About the job
Cerebras Systems is at the forefront of AI innovation, engineering the world's largest AI chip, which is 56 times larger than traditional GPUs. Our revolutionary wafer-scale architecture delivers the computational power of dozens of GPUs on a single chip, simplifying programming and enabling users to run extensive ML applications seamlessly without managing multiple GPUs or TPUs.
We proudly serve a diverse range of customers, including leading model laboratories, global corporations, and pioneering AI startups. Recently, we established a multi-year collaboration with OpenAI, aiming to scale up to 750 megawatts and revolutionize workloads with ultra-fast inference.
Leveraging our innovative wafer-scale architecture, Cerebras Inference offers the fastest Generative AI solution globally, boasting speeds over 10 times quicker than conventional GPU-based hyperscale cloud inference services. This significant speed enhancement is transforming how users experience AI applications, facilitating real-time iterations and boosting intelligence through advanced computation.
About The Role
We are looking for a seasoned IT SRE Team Lead to establish and manage the reliability function for Cerebras' internal technology infrastructure.

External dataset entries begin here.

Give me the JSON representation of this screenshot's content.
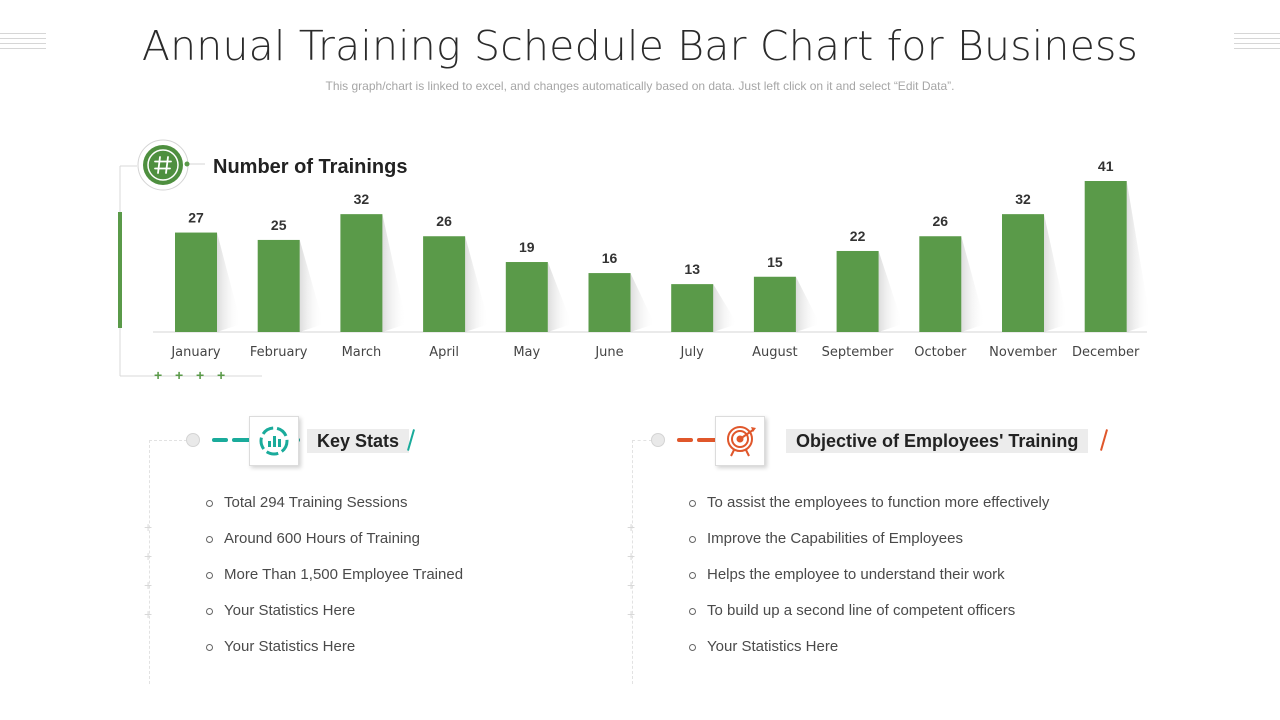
{
  "header": {
    "title": "Annual Training Schedule Bar Chart for Business",
    "subtitle": "This graph/chart is linked to excel, and changes automatically based on data. Just left click on it and select “Edit Data”."
  },
  "chart_data": {
    "type": "bar",
    "title": "Number of Trainings",
    "categories": [
      "January",
      "February",
      "March",
      "April",
      "May",
      "June",
      "July",
      "August",
      "September",
      "October",
      "November",
      "December"
    ],
    "values": [
      27,
      25,
      32,
      26,
      19,
      16,
      13,
      15,
      22,
      26,
      32,
      41
    ],
    "data_labels": [
      "27",
      "25",
      "32",
      "26",
      "19",
      "16",
      "13",
      "15",
      "22",
      "26",
      "32",
      "41"
    ],
    "ylim": [
      0,
      41
    ],
    "grid": false,
    "bar_color": "#5a9a49",
    "icon": "hashtag-icon"
  },
  "key_stats": {
    "title": "Key Stats",
    "icon": "chart-gauge-icon",
    "accent": "#1aab9b",
    "items": [
      "Total 294 Training Sessions",
      "Around 600 Hours of Training",
      "More Than 1,500 Employee Trained",
      "Your Statistics Here",
      "Your Statistics Here"
    ]
  },
  "objective": {
    "title": "Objective of Employees' Training",
    "icon": "target-icon",
    "accent": "#e0572b",
    "items": [
      "To assist the employees to function more effectively",
      "Improve the Capabilities of Employees",
      "Helps the employee to understand their work",
      "To build up a second line of competent officers",
      "Your Statistics Here"
    ]
  }
}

As the IT SRE Team Lead, you will oversee the availability, performance, and operational quality of the systems that Cerebras employees depend on daily, which include identity management, endpoint management, collaboration tools, SaaS applications, and internal networking. The ideal candidate will adopt a software engineering perspective in IT operations, treating corporate infrastructure as code, defining measurable SLOs, automating remediation processes, and relentlessly minimizing toil.
You will build and lead a small, high-impact team of engineers responsible for developing tools, writing automation scripts, and troubleshooting issues as they arise. You will work closely with our security, networking, and infrastructure teams to ensure seamless operations.